Em Santa Catarina nas cidades de Balneário Arroio do Silva, Laguna, Balneário Barra do Sul, Ouro, Mondaí, Bombinhas e Navegantes, a devoção à Senhora dos Navegantes é tão expressiva que, por decreto, foram instituídos feriados nestes municípios catarinenses.

Destacando-se a cidade de Navegantes que, primitivamente, pertencia à Itajaí, então habitada por índios carijós. A demarcação de uma sesmaria na praia de Itajaí deu-se por ordem do Conde Resende, Vice-Rei. Foi em 1795 que José Ferreira de Mendonça efetuou a demarcação da Real Fazenda. A comunidade de Navegantes, canonicamente, pertencia à Paróquia do Santíssimo Sacramento de Itajaí.

Em 23 de janeiro de 1896 a "Camara Episcopal de Corytiba" concedia "licença para que no lado esquerdo do Rio grande de Itajahy se possa erigir uma capela sob a invocação de Nª Sª dos Navegantes, de S. Sebastião e de S. Amaro". O Padre Antônio Eising, então Vigário da Paróquia de Itajaí foi quem fez a solicitação.

Recebendo a promulgação oficial, iniciou a construção da Capela, que ficou pronta em 1907 sendo sua inauguração comemorada com três dias de festas: 7, 8 e 9 de setembro daquele ano. Navegantes só foi elevado à categoria de município em 30 de maio de 1962 e, consequentemente a Igreja de Nossa Senhora dos Navegantes foi elevada a Paróquia.
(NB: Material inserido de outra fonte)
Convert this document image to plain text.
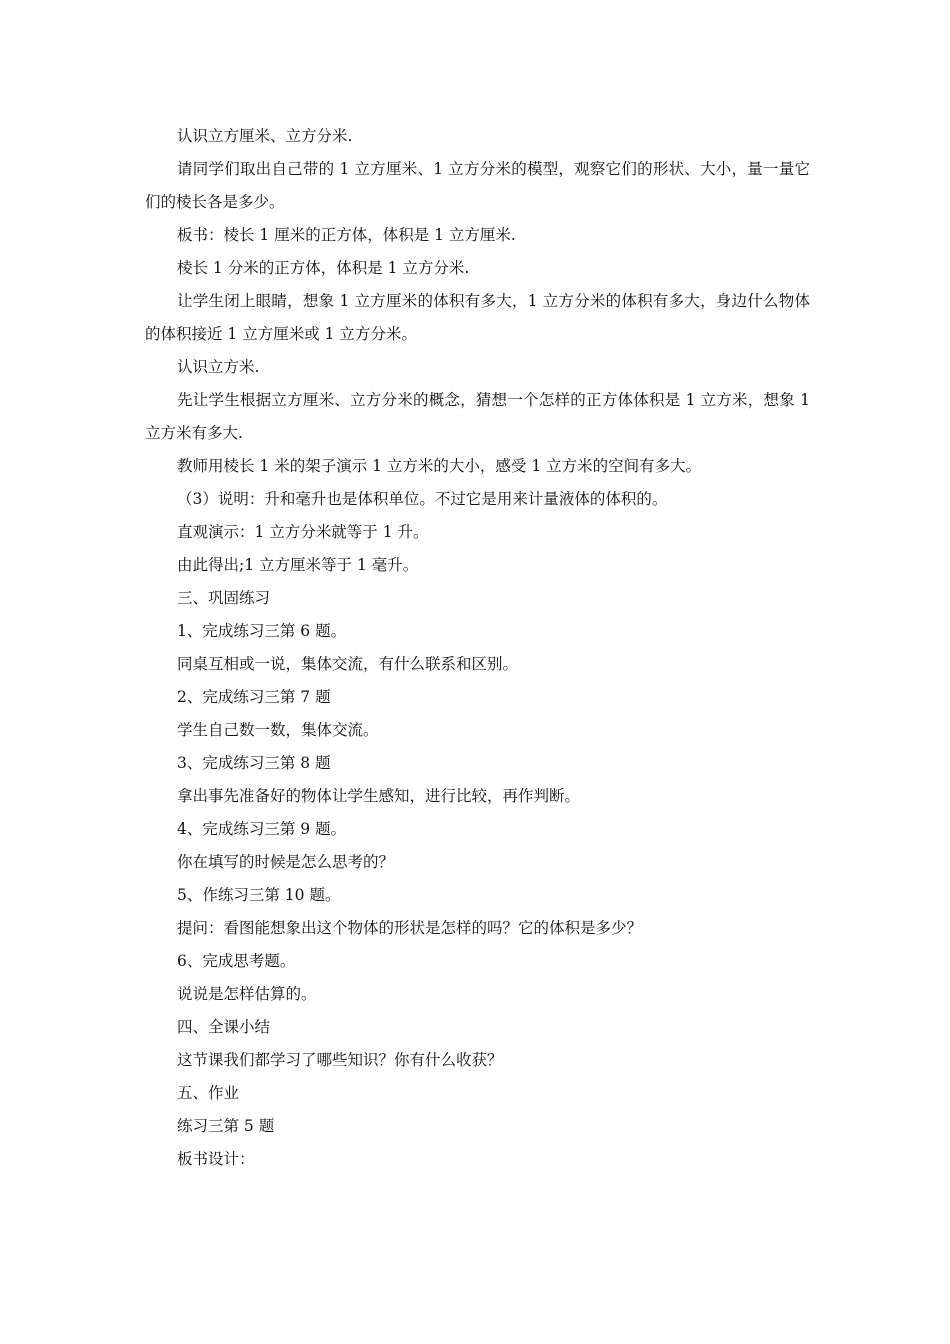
认识立方厘米、立方分米.

请同学们取出自己带的 1 立方厘米、1 立方分米的模型，观察它们的形状、大小，量一量它们的棱长各是多少。

板书：棱长 1 厘米的正方体，体积是 1 立方厘米.

棱长 1 分米的正方体，体积是 1 立方分米.

让学生闭上眼睛，想象 1 立方厘米的体积有多大，1 立方分米的体积有多大，身边什么物体的体积接近 1 立方厘米或 1 立方分米。

认识立方米.

先让学生根据立方厘米、立方分米的概念，猜想一个怎样的正方体体积是 1 立方米，想象 1 立方米有多大.

教师用棱长 1 米的架子演示 1 立方米的大小，感受 1 立方米的空间有多大。

（3）说明：升和毫升也是体积单位。不过它是用来计量液体的体积的。

直观演示：1 立方分米就等于 1 升。

由此得出;1 立方厘米等于 1 毫升。

三、巩固练习

1、完成练习三第 6 题。

同桌互相或一说，集体交流，有什么联系和区别。

2、完成练习三第 7 题

学生自己数一数，集体交流。

3、完成练习三第 8 题

拿出事先准备好的物体让学生感知，进行比较，再作判断。

4、完成练习三第 9 题。

你在填写的时候是怎么思考的？

5、作练习三第 10 题。

提问：看图能想象出这个物体的形状是怎样的吗？它的体积是多少？

6、完成思考题。

说说是怎样估算的。

四、全课小结

这节课我们都学习了哪些知识？你有什么收获？

五、作业

练习三第 5 题

板书设计：
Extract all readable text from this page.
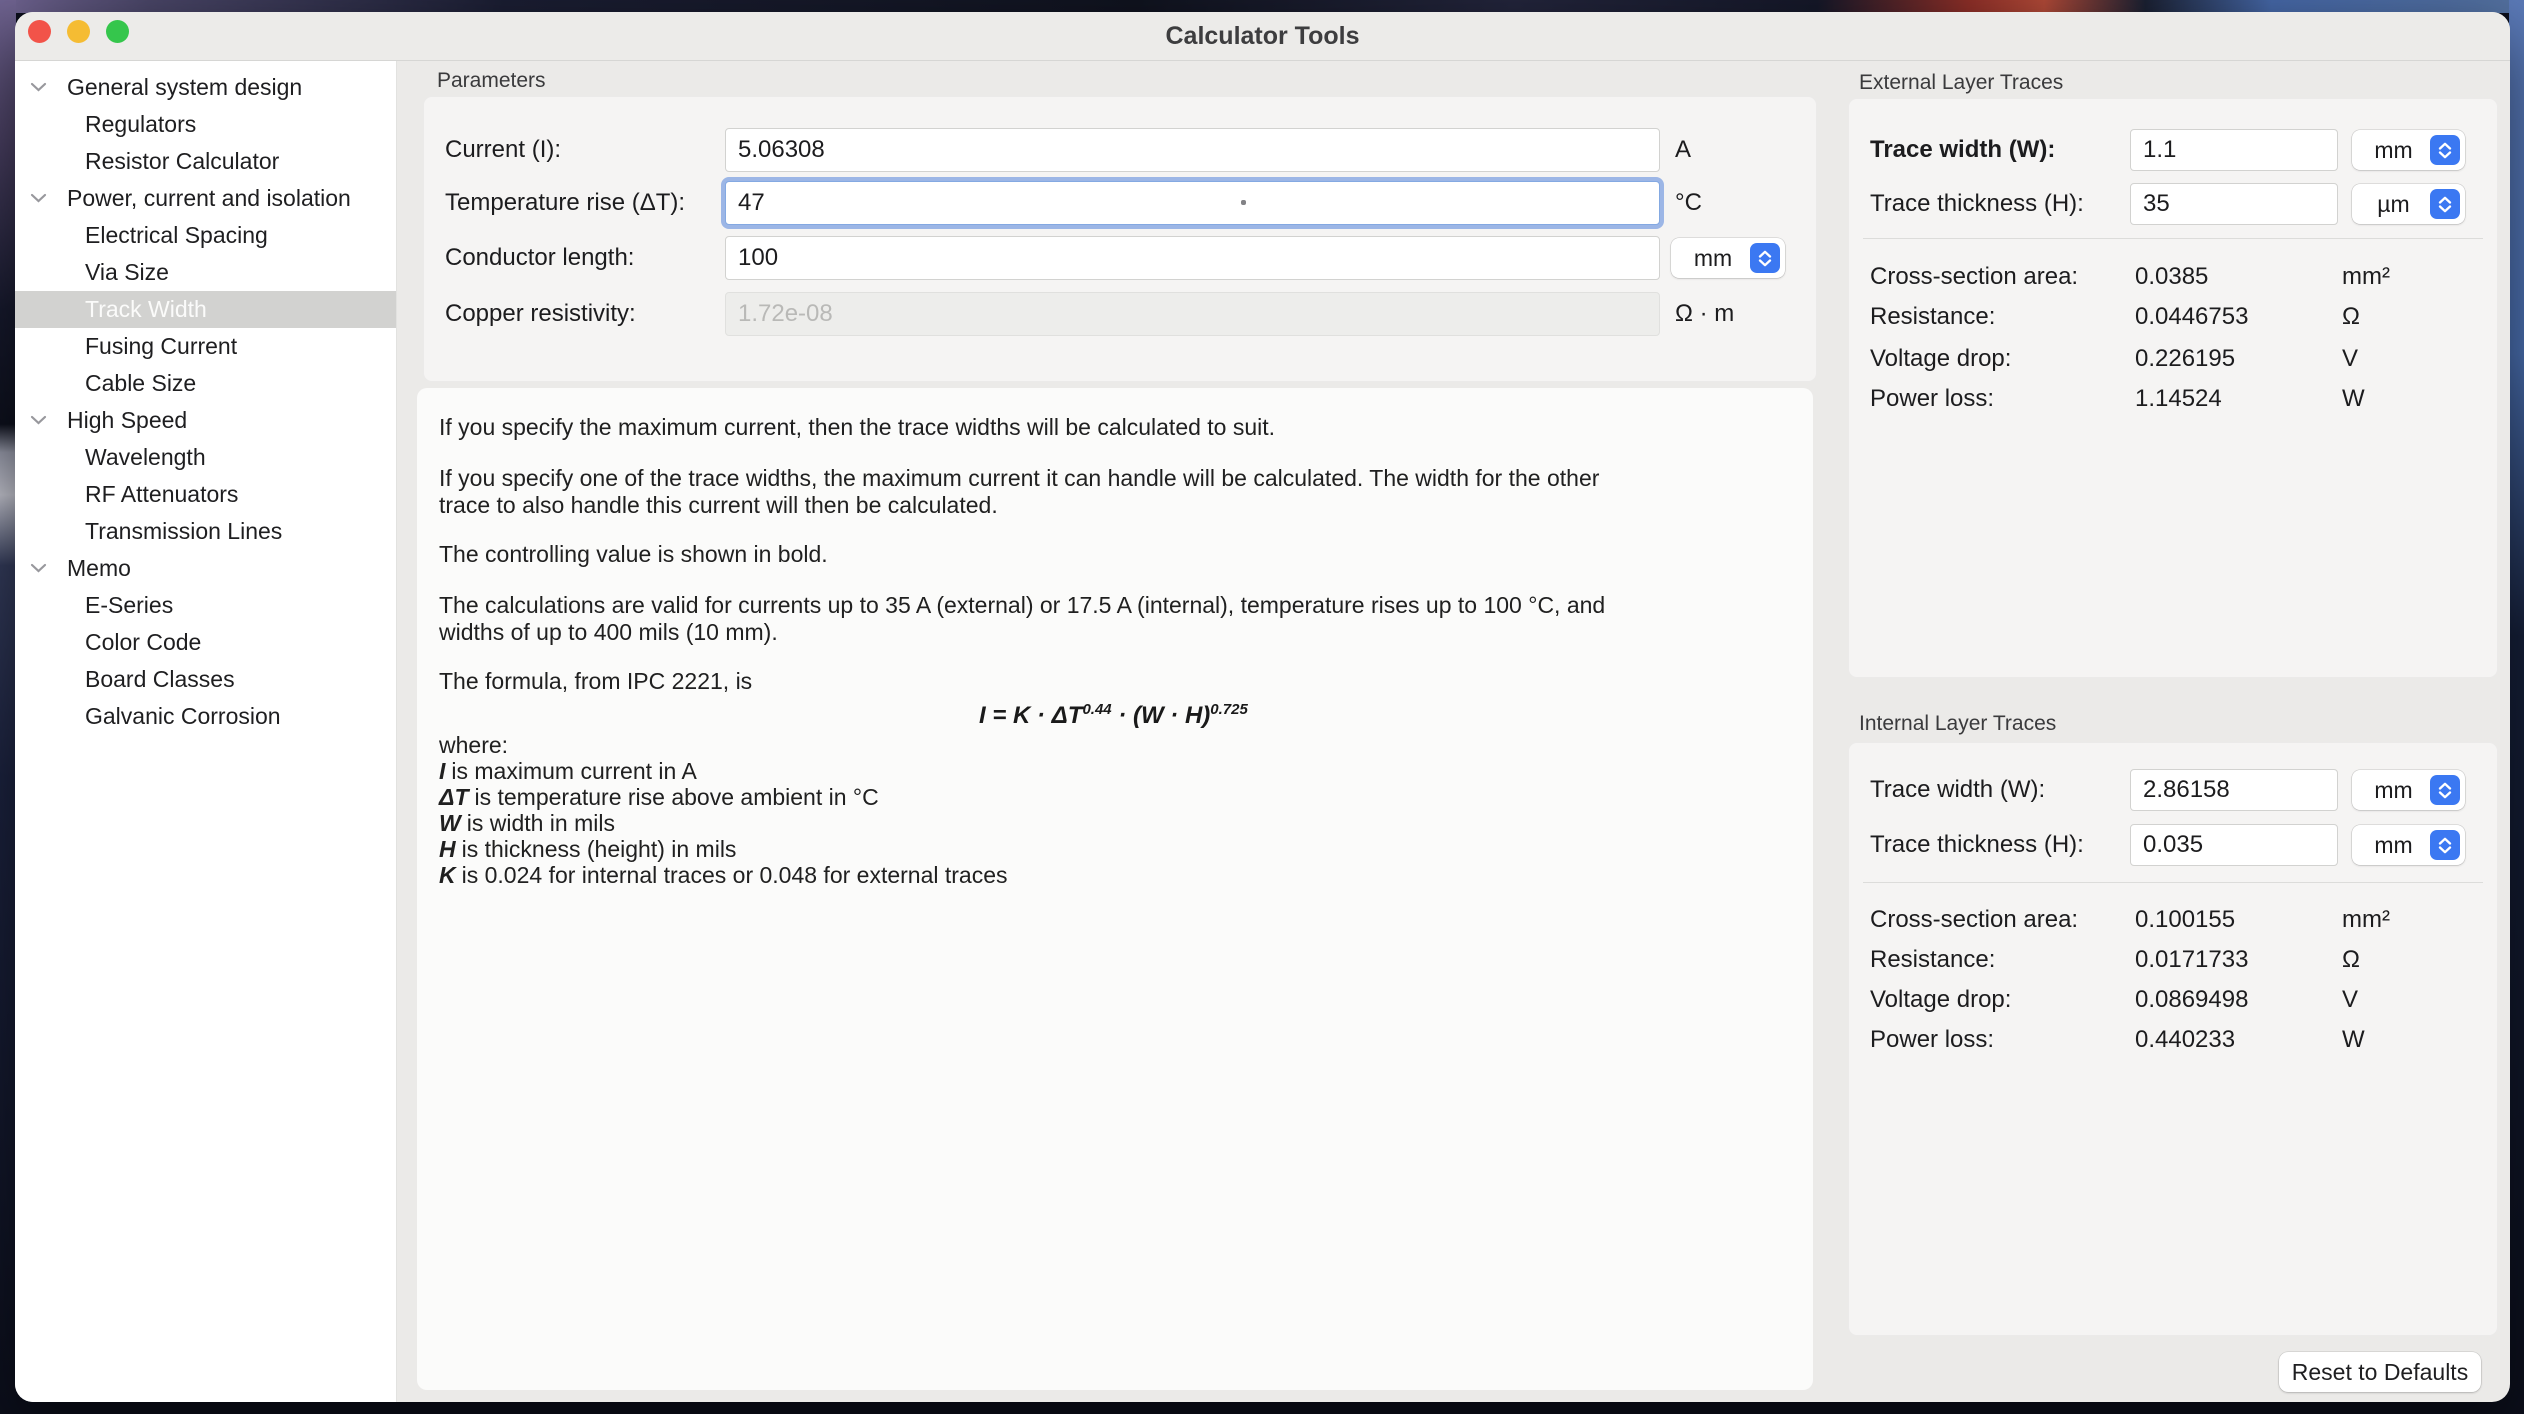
Calculator Tools
General system design
Regulators
Resistor Calculator
Power, current and isolation
Electrical Spacing
Via Size
Track Width
Fusing Current
Cable Size
High Speed
Wavelength
RF Attenuators
Transmission Lines
Memo
E-Series
Color Code
Board Classes
Galvanic Corrosion
Parameters
Current (I):
5.06308	A
Temperature rise (ΔT):
47	°C
Conductor length:
100	mm
Copper resistivity:
1.72e-08	Ω · m

If you specify the maximum current, then the trace widths will be calculated to suit.

If you specify one of the trace widths, the maximum current it can handle will be calculated. The width for the other
trace to also handle this current will then be calculated.

The controlling value is shown in bold.

The calculations are valid for currents up to 35 A (external) or 17.5 A (internal), temperature rises up to 100 °C, and
widths of up to 400 mils (10 mm).

The formula, from IPC 2221, is

$I = K \cdot \Delta T^{0.44} \cdot (W \cdot H)^{0.725}$
where:
I is maximum current in A
ΔT is temperature rise above ambient in °C
W is width in mils
H is thickness (height) in mils
K is 0.024 for internal traces or 0.048 for external traces
External Layer Traces
Trace width (W):
1.1	mm
Trace thickness (H):
35	µm
Cross-section area: 0.0385	mm²
Resistance:	0.0446753	Ω
Voltage drop:	0.226195	V
Power loss:	1.14524	W
Internal Layer Traces
Trace width (W):
2.86158	mm
Trace thickness (H):
0.035	mm
Cross-section area: 0.100155	mm²
Resistance:	0.0171733	Ω
Voltage drop:	0.0869498	V
Power loss:	0.440233	W
Reset to Defaults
Por ocasião dos festejos comemorativos aos 25 anos da Paróquia criada, a 19 de julho de 1987, o então Bispo Auxiliar (hoje Arcebispo Metropolitano) da Arquidiocese de Florianópolis, Dom Murilo Sebastião Ramos Krieger, fez a dedicação do Altar e da igreja Matriz. Em 1996, por Decreto da Cúria Metropolitana, a igreja Matriz foi elevada a Santuário Arquidiocesano, sob a invocação de Santuário de Nossa Senhora dos Navegantes.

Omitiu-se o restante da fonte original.